Нонпарель — заклинание прозвучало на улице, всем слышное, всем открытое. И перестало быть заклинанием. Волшебство улетучилось.

Глядя, как крутится в зале типографии бумажный цилиндр, я одновременно испытал и глубочайшее разочарование и глубочайшее облегчение. Мне было жаль самообмана, делавшего жизнь глубокой и значительной, но радость высвобождения перевешивала: я знал, что могу чувствовать себя в полной безопасности с бабушкой Таней.

Снова потянулись дни, месяцы моего существования около нее; я снова выжидал, наблюдал, шпионил, искал двойное дно жизни. И стал замечать, что бабушка Таня относится к старым вещам с затаенной жалостью, чинит, штопает одежду, отдает заново переплести поистрепавшиеся книги, словно они настрадались от жестокостей века.
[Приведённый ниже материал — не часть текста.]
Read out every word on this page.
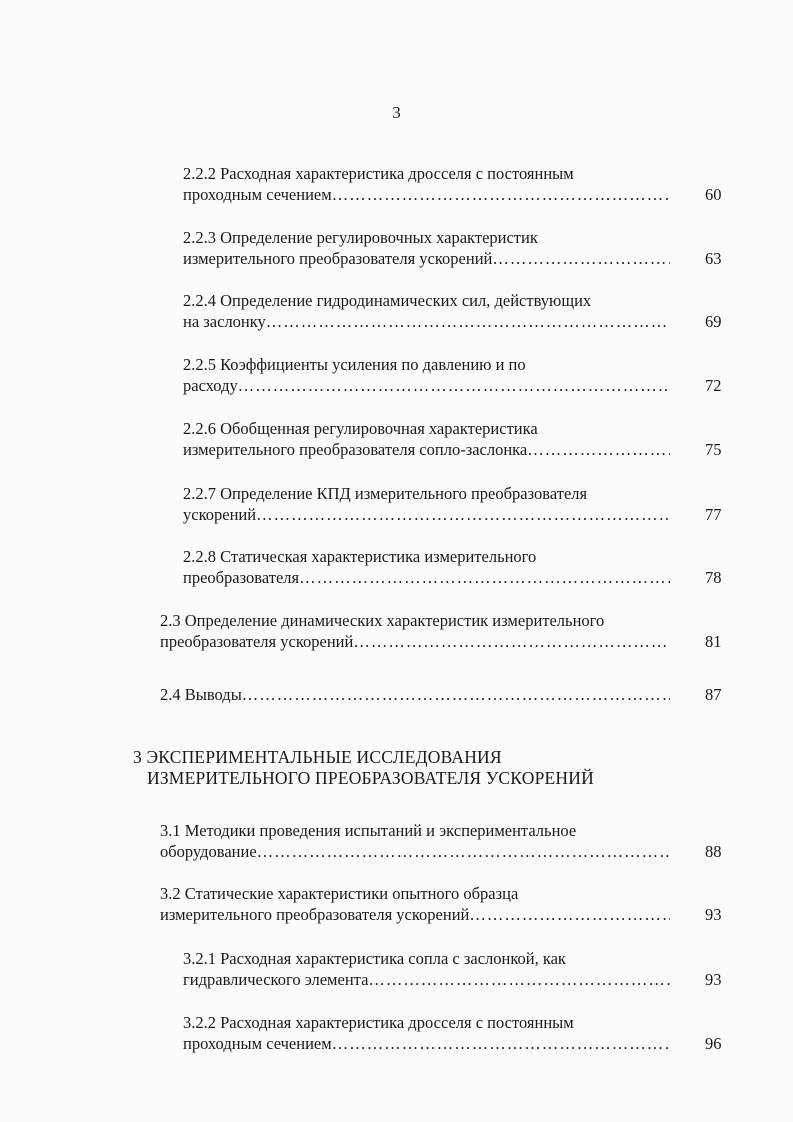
3
2.2.2 Расходная характеристика дросселя с постоянным
проходным сечением …………………………………………………………………………………………………………	60
2.2.3 Определение регулировочных характеристик
измерительного преобразователя ускорений …………………………………………………………………………………………………………	63
2.2.4 Определение гидродинамических сил, действующих
на заслонку …………………………………………………………………………………………………………	69
2.2.5 Коэффициенты усиления по давлению и по
расходу …………………………………………………………………………………………………………	72
2.2.6 Обобщенная регулировочная характеристика
измерительного преобразователя сопло-заслонка …………………………………………………………………………………………………………	75
2.2.7 Определение КПД измерительного преобразователя
ускорений …………………………………………………………………………………………………………	77
2.2.8 Статическая характеристика измерительного
преобразователя …………………………………………………………………………………………………………	78
2.3 Определение динамических характеристик измерительного
преобразователя ускорений …………………………………………………………………………………………………………	81
2.4 Выводы …………………………………………………………………………………………………………	87
3 ЭКСПЕРИМЕНТАЛЬНЫЕ ИССЛЕДОВАНИЯ
ИЗМЕРИТЕЛЬНОГО ПРЕОБРАЗОВАТЕЛЯ УСКОРЕНИЙ
3.1 Методики проведения испытаний и экспериментальное
оборудование …………………………………………………………………………………………………………	88
3.2 Статические характеристики опытного образца
измерительного преобразователя ускорений …………………………………………………………………………………………………………	93
3.2.1 Расходная характеристика сопла с заслонкой, как
гидравлического элемента …………………………………………………………………………………………………………	93
3.2.2 Расходная характеристика дросселя с постоянным
проходным сечением …………………………………………………………………………………………………………	96
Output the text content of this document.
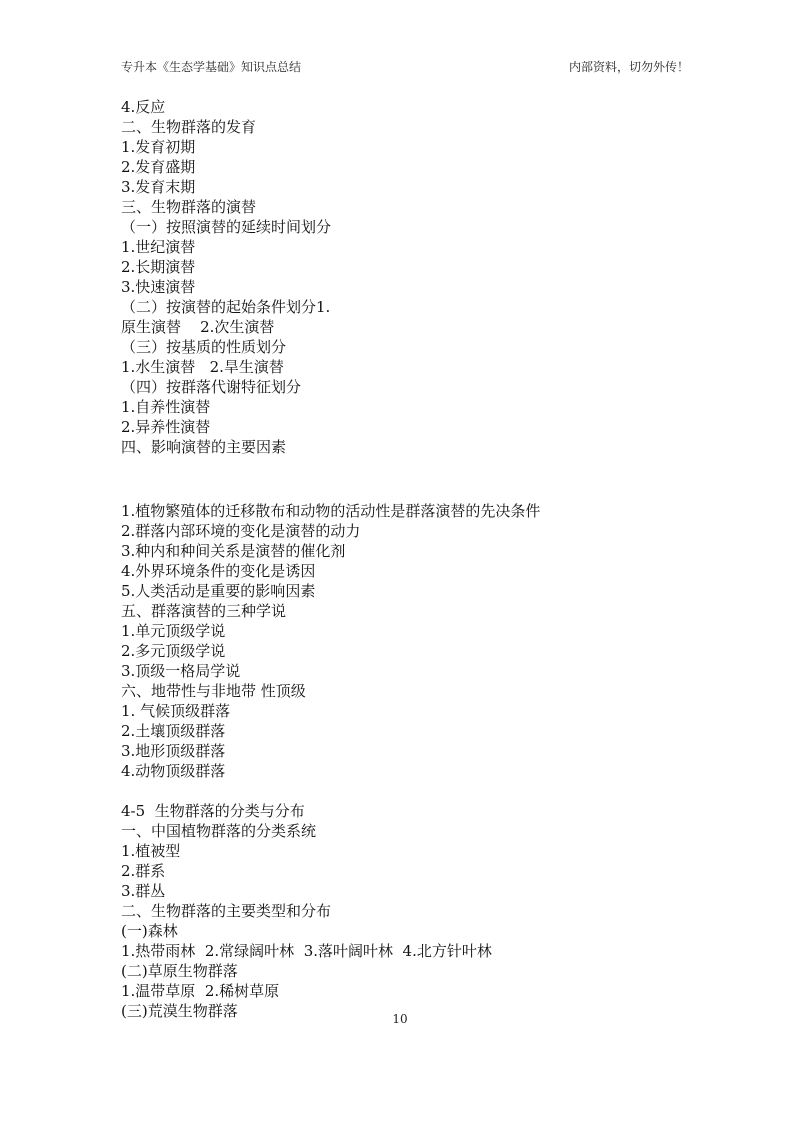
专升本《生态学基础》知识点总结	内部资料，切勿外传！
4.反应
二、生物群落的发育
1.发育初期
2.发育盛期
3.发育末期
三、生物群落的演替
（一）按照演替的延续时间划分
1.世纪演替
2.长期演替
3.快速演替
（二）按演替的起始条件划分1.
原生演替    2.次生演替
（三）按基质的性质划分
1.水生演替   2.旱生演替
（四）按群落代谢特征划分
1.自养性演替
2.异养性演替
四、影响演替的主要因素
1.植物繁殖体的迁移散布和动物的活动性是群落演替的先决条件
2.群落内部环境的变化是演替的动力
3.种内和种间关系是演替的催化剂
4.外界环境条件的变化是诱因
5.人类活动是重要的影响因素
五、群落演替的三种学说
1.单元顶级学说
2.多元顶级学说
3.顶级一格局学说
六、地带性与非地带 性顶级
1. 气候顶级群落
2.土壤顶级群落
3.地形顶级群落
4.动物顶级群落
4-5  生物群落的分类与分布
一、中国植物群落的分类系统
1.植被型
2.群系
3.群丛
二、生物群落的主要类型和分布
(一)森林
1.热带雨林  2.常绿阔叶林  3.落叶阔叶林  4.北方针叶林
(二)草原生物群落
1.温带草原  2.稀树草原
(三)荒漠生物群落	10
Но ни к одной вещи не привязывается, не накапливает сувениров, безделушек, которым люди передоверяют часть памяти.

У нее была только одна такого рода вещица, небольшая фарфоровая статуэтка — три облитых зеленой глазурью лягушки: первая прикрывает лапками глаза, вторая — уши, третья — рот.

«Ничего не вижу, ничего не слышу, ничего не скажу», — несколько раз повторяла мне бабушка Таня значение статуэтки, которую почему-то постоянно держала на виду.

Чужие вещи всегда отстранены, отдалены не-принадлежностью тебе, а бабушка Таня словно нарочно пододвинула трех фарфоровых лягушек к воображаемой границе, отделяющей это совокупное «чужое» «бабушкино», как бы приучая меня замечать статуэтку, проникаться ее смыслом.

Сперва я думал, что бабушка показывает мне, как не нужно жить: три лягушки — это сатира, карикатура вроде тех, что публиковали на последних страницах газет. Но постепенно я стал вчувствоваться, всматриваться в фарфоровых лягушек, отделяя от всего, что окружало их в бабушкиной комнате.